‘The Unicorn Files’ busts the myth that girl geeks don’t exist

Esandra "Essie Charm" Hollman, Seattle photographer, pin-up model and cosplayer, is featured on the blog and forthcoming book "The Unicorn Files." The project features girl geeks. (Photo by Nate Watters for The Unicorn Files.)
Esandra “Essie Charm” Hollman, Seattle photographer, pin-up model and cosplayer, is featured on the blog and forthcoming book “The Unicorn Files.” The project features girl geeks. (Photo by Nate Watters for The Unicorn Files.)

Terra Clarke Olsen, the community manager for a mobile gaming company and founder of a lady geek blog Have You Nerd?, is fed up with the anti-geek girl sentiments that are prevalent online. She is fighting fire with fire — with a popular Tumblr blog dedicated to showing that female geeks do exist and a Kickstarter campaign to turn the women’s stories and photos into a book.

“I got the idea for this project because about two years ago there was this whole ‘fake geek girl’ thing  going around the Internet where people were claiming that geek girls weren’t real,” she said.

She partnered with photographer Nate Watters to create The Unicorn Files. With the Kickstarter, they hope to publish a series of regional books featuring women who are self-proclaimed geeks.

Full disclosure: after I interviewed Olsen, she interviewed me for her blog when she discovered that I also write for the website Black Girl Nerds. You’ll see a quote from her interview of me on the Kickstarter site, and I may appear in her book.

Olsen is a history and comic book geek who cites Lord of the Rings author J.R.R. Tolkien and the movie series Star Wars as her favorite fandoms. “I grew up in a really geeky family so I never realized that women weren’t geeks. It would have been considered weird in my family if I didn’t like video games,” Olsen says.

While this was the family norm, when she hit high school she realized being a geek wasn’t cool. “I hid the fact that I liked D&D (Dungeons & Dragons) and Magic the Gathering because it wasn’t cool. I was already an awkward and weird kid to begin with,” she said.

Despite her geeky roots she often encounters male counterparts who question her credibility. The title “The Unicorn Files” comes from a backhanded compliment. A male geek called Olsen a unicorn after finding out she liked Magic the Gathering and could quote Monty Python’s Flying Circus.

“I’ve gotten really good at bitch face,” she explained, describing how she usually handles the accusation that she is a “fake” geek girl.

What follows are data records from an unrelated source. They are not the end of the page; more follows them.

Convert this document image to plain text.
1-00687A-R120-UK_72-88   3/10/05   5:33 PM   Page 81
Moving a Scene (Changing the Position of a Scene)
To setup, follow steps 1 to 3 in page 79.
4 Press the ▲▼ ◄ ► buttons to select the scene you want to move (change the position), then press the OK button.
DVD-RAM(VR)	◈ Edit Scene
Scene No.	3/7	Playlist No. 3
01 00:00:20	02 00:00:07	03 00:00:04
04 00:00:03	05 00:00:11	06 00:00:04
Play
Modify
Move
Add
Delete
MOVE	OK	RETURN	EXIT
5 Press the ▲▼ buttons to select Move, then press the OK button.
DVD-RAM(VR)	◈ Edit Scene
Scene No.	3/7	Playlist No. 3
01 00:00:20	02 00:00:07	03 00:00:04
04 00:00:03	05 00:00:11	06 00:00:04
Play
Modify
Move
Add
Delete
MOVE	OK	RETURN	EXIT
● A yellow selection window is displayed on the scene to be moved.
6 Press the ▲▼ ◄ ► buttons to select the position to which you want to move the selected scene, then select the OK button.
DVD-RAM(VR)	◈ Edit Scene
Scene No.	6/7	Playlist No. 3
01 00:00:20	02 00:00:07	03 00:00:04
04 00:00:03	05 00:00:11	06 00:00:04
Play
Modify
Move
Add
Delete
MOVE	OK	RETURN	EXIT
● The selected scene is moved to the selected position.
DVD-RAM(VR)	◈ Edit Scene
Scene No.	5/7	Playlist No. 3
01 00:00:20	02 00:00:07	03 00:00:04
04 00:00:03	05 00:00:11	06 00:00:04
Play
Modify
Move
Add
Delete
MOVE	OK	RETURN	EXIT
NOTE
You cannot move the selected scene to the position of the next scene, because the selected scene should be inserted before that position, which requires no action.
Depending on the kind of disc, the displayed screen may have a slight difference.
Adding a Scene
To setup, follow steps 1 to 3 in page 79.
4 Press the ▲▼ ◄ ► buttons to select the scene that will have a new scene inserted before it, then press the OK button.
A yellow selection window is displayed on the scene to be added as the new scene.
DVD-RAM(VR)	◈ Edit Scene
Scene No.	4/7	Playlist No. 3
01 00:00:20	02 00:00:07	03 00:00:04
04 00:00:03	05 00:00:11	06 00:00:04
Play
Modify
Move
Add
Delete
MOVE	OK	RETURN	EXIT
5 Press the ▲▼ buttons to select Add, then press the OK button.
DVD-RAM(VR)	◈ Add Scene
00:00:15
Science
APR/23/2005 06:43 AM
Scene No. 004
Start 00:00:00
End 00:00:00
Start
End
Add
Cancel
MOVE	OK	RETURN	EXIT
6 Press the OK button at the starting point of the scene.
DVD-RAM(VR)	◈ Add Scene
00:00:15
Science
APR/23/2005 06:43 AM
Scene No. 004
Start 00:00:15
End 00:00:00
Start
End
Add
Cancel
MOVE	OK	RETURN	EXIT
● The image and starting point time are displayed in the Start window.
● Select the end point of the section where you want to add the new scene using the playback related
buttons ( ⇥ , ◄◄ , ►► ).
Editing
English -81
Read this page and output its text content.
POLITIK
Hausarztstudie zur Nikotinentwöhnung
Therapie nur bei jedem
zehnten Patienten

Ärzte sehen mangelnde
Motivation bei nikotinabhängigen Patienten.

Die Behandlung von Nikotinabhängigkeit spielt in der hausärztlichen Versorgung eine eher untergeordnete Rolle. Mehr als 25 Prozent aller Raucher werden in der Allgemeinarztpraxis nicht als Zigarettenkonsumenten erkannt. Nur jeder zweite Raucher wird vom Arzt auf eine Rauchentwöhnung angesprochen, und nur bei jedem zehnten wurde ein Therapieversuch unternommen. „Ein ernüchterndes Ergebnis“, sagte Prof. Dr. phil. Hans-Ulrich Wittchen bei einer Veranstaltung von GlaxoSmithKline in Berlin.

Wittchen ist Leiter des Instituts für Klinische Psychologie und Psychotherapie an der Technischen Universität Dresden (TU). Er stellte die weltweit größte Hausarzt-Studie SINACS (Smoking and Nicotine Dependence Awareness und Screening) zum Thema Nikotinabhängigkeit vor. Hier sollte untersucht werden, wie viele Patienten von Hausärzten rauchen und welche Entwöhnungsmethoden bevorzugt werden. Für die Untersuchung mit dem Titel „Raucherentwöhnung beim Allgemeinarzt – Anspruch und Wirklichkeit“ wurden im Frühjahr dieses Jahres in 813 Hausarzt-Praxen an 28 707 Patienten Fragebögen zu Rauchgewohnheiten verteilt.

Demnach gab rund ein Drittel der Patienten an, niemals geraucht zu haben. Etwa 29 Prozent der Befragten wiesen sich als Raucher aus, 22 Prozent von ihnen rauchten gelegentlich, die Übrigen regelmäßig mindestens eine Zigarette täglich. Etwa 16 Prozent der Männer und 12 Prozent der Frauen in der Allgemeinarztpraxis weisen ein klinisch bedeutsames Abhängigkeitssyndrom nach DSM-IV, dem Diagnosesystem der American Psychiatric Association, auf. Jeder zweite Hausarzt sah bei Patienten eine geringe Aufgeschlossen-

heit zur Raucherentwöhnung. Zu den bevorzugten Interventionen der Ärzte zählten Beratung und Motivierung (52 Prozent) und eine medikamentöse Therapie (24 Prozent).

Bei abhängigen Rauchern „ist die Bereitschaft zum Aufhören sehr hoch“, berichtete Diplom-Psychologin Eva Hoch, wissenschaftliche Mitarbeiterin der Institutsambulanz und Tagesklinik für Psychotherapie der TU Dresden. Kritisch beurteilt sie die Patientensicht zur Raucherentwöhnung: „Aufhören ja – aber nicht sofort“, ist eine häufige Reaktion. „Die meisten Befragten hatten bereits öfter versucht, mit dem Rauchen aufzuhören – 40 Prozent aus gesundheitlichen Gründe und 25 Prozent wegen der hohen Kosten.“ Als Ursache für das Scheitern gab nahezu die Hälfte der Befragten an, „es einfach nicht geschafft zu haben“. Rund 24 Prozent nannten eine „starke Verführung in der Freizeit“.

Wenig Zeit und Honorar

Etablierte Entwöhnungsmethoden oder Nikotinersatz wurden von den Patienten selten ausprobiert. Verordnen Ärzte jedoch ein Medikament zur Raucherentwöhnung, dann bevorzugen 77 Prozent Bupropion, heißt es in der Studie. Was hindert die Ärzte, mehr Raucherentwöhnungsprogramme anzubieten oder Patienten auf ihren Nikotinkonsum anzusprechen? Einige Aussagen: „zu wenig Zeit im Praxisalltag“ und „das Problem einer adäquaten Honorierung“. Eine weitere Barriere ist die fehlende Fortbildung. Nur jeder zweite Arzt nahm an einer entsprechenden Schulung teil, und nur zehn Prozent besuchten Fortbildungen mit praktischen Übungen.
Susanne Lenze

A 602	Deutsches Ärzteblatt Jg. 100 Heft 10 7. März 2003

A recent accusation came as she watched a documentary about arcade games at SIFF. Olsen and her brother have a dream of buying their own arcade game to play at home, so she spent years researching them. “During the middle of Q&A with the director the guy behind me taps my shoulder and says ‘Do you even like games?’” The guy continued to harass her until she left the theater.

“It was so awkward and I was just so mad at myself for not getting confrontational. Those kind of things happen all the time, the ‘Do you even…?’ moments. I really don’t appreciate the geek cred card,” said Olsen. “It just makes me upset when I see the gatekeepers trying to preserve whatever it is they are trying to preserve.

Many of the women featured have had similar experiences with patriarchal geek culture. These experiences aren’t limited to individual encounters, but are also inherent in how geekiness is marketed. “There are multiple levels to it,” said Olsen. “The execs at these big companies are ignoring that there is this whole female fan base. We’re here and we’re part of the market.”

From Sydney to Seattle, geek women around the world recently participated in a Black Widow Flashmob led by blogger Kristin Reilly. Cosplayers dressed as the character Agent Natasha Romanoff (aka the Black Widow from the Marvel Comics universe). They used the Twitter hashtag #wewantwidow to let the creator of the Avengers know that there is an audience a geek women ready for the ass-kicking heroine to have her own movie.

I really am hoping to inspire other girls and women to feel more comfortable in their own skin as far as what it means to be a geek. I feel like a lot of times women will apologize for not fitting the mold appropriately. But I am hoping to show that there is no mold,” Olsen said.

So far the Tumblr has featured 34 women from the Pacific Northwest including comic book writer Kelly Sue DeConnick, pop culture historian Jennifer K. Stuller, geeky hostess Tara Theohsari, comedian Elicia Sanchez , and local writer and columnist Monica Guzman, to name a few.

“It’s important and awesome that people are speaking out.” Olsen, also a writer for the Seattle Weekly has made a practice of speaking out, but not without controversy. There were over 500 comments on her recent Seattle Weekly article “Son of a Geek.” Many of the commenters took part in a vitriolic battle of the sexes that I haven’t seen since elementary school.

“It’s really a project to try to reach out to people in the community at large to show that these women exist. We don’t all like comic books or video games and we might not all be 18 years old, but we’re out here,” Olsen said.

Editor’s note: this story was updated after getting clarification from Olsen whether Reagan Jackson might appear in her book or her Tumblr blog.